Junta militar do Sudão ataca acampamento de opositores e mata 13
O Conselho Militar de Transição do governo sudanês negou ter dispersado o acampamento à força. "Não dispersamos o protesto pela força", disse um porta-voz do conselho
- Data: 03/06/2019 17:06
- Alterado: 03/06/2019 17:06
- Autor: Redação ABCdoABC
- Fonte: Estadão Conteúdo
Crédito:Reprodução
Militares que governam o Sudão forçaram, nesta segunda-feira, 3, a dissolução de um acampamento popular montado há semanas em frente ao quartel-general em Cartum. A operação resultou em 13 mortos, segundo informações de um comitê médico local. Enquanto os disparos contra o acampamento eram ouvidos, membros de forças de segurança fortemente armados e vans com metralhadoras foram posicionados em toda a capital do país.
O acampamento foi montado durante os protestos que levaram à queda do ex-presidente Omar Bashir. Após o ditador deixar o poder, em abril, as manifestações voltaram-se contra o governo militar que o sucedeu.

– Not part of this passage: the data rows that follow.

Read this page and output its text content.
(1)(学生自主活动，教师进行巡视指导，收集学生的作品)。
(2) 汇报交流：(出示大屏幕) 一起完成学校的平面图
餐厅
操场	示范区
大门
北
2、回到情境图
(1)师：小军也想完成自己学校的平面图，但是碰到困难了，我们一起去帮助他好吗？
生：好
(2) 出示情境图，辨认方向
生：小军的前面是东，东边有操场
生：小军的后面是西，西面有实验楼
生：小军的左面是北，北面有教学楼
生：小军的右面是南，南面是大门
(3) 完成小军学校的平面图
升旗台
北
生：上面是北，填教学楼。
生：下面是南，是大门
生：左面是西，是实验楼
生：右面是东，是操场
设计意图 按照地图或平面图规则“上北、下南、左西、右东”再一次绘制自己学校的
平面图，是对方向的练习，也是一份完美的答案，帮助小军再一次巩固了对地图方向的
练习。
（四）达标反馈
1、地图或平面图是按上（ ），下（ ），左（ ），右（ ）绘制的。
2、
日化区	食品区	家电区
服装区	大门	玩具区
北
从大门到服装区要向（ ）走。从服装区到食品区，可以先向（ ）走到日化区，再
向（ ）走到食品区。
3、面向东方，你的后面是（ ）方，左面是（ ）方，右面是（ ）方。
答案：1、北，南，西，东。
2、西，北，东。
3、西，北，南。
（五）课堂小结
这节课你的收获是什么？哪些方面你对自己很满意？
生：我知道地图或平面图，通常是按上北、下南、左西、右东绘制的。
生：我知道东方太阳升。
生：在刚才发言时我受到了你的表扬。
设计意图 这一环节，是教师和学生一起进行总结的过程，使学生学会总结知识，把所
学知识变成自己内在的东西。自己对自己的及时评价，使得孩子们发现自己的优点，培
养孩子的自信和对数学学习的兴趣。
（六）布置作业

O Comitê Central de Médicos Sudaneses, entidade ligada aos manifestantes, confirmou as 13 mortes, relatou um “grande número” de feridos graves e pediu “apoio urgente” ao Comitê Internacional da Cruz Vermelha e a outras organizações humanitárias para ajudar as vítimas.
O Conselho Militar de Transição do governo sudanês negou ter dispersado o acampamento à força. “Não dispersamos o protesto pela força”, disse um porta-voz do conselho, general Shamsedin Kabashi, à emissora de TV Sky News, dos Emirados Árabes Unidos. “As tendas ainda estão lá e os jovens podem se mover livremente” disse o general.
O porta-voz disse que as forças de segurança agiram em uma área “perigosa”, apelidada de “Colômbia”, perto do local da ocupação. “Aquele lugar, chamado ‘Colômbia’, foi durante muito tempo uma fonte de corrupção e atividades ilícitas”, disse o militar.
A relação entre militares e manifestantes ficou tensa após o fracasso das negociações entre a junta de governo e a oposição no último mês. Grupos contrários ao antigo governo interromperam os contatos com o Conselho Militar de Transição e convocaram novas manifestações. “Anunciamos o fim de qualquer contato político e negociação com o Conselho golpista”, disse a Aliança pela Liberdade e Mudança (ALC), em comunicado.
A ALC convocou “a greve total e indefinida e desobediência civil a partir de hoje” para esta segunda. Neste momento, “ninguém é deixado antes da sede das Forças Armadas, apenas os cadáveres dos nossos mártires que não era possível evacuar”, diz o grupo.
A Associação de Profissionais Sudaneses (APS), um dos organizadores do protesto, falou de “abate” e instou o Sudão à “desobediência civil total a derrubar o traidor e assassino Conselho Militar”.
ONU CONDENA VIOLÊNCIA DO GOVERNO
A chefe de Direitos Humanos da ONU, Michelle Bachelet, pediu nesta segunda que as forças de segurança sudanesas interrompam os ataques aos campos de protestos de Cartum e que equipes médicas tenham acesso aos feridos na operação. “Deploro totalmente o aparente uso de força excessiva nos campos de protesto. Relatos de que munições foram usada pelas forças de segurança próximas e, mesmo dentro, das instalações médicas são extremamente alarmantes”, disse Bachelet em comunicado. “Peço que as forças de segurança suspendam imediatamente esses ataques e garantam acesso seguro e desimpedido aos cuidados médicos para todos”.
O ministro das Relações Exteriores do Reino Unido condenou “o ataque aos manifestantes” e chamou-o de “passo escandaloso”. “O Conselho Militar é totalmente responsável por essa ação e a comunidade internacional será responsável”, escreveu Jeremy Hunt no Twitter.
Por sua parte, a embaixada dos EUA em Cartum exigiu um fim à operação das forças de segurança sudanesas: “É injustificada e deve cessar”, publicou o órgão no Twitter.
O chefe do Conselho Militar no poder, Abdel Fatah al-Burhan, visitou recentemente o Egito, os Emirados Árabes Unidos e a Arábia Saudita, três países que expressaram apoio ao novo governo.
À frente do Sudão por quase 30 anos, Omar Bashir foi deposto e preso pelo Exército em 11 de abril sob pressão de um movimento sem precedentes desencadeado após o governo triplicar o preço do pão em um país envolvido por uma grave crise econômica.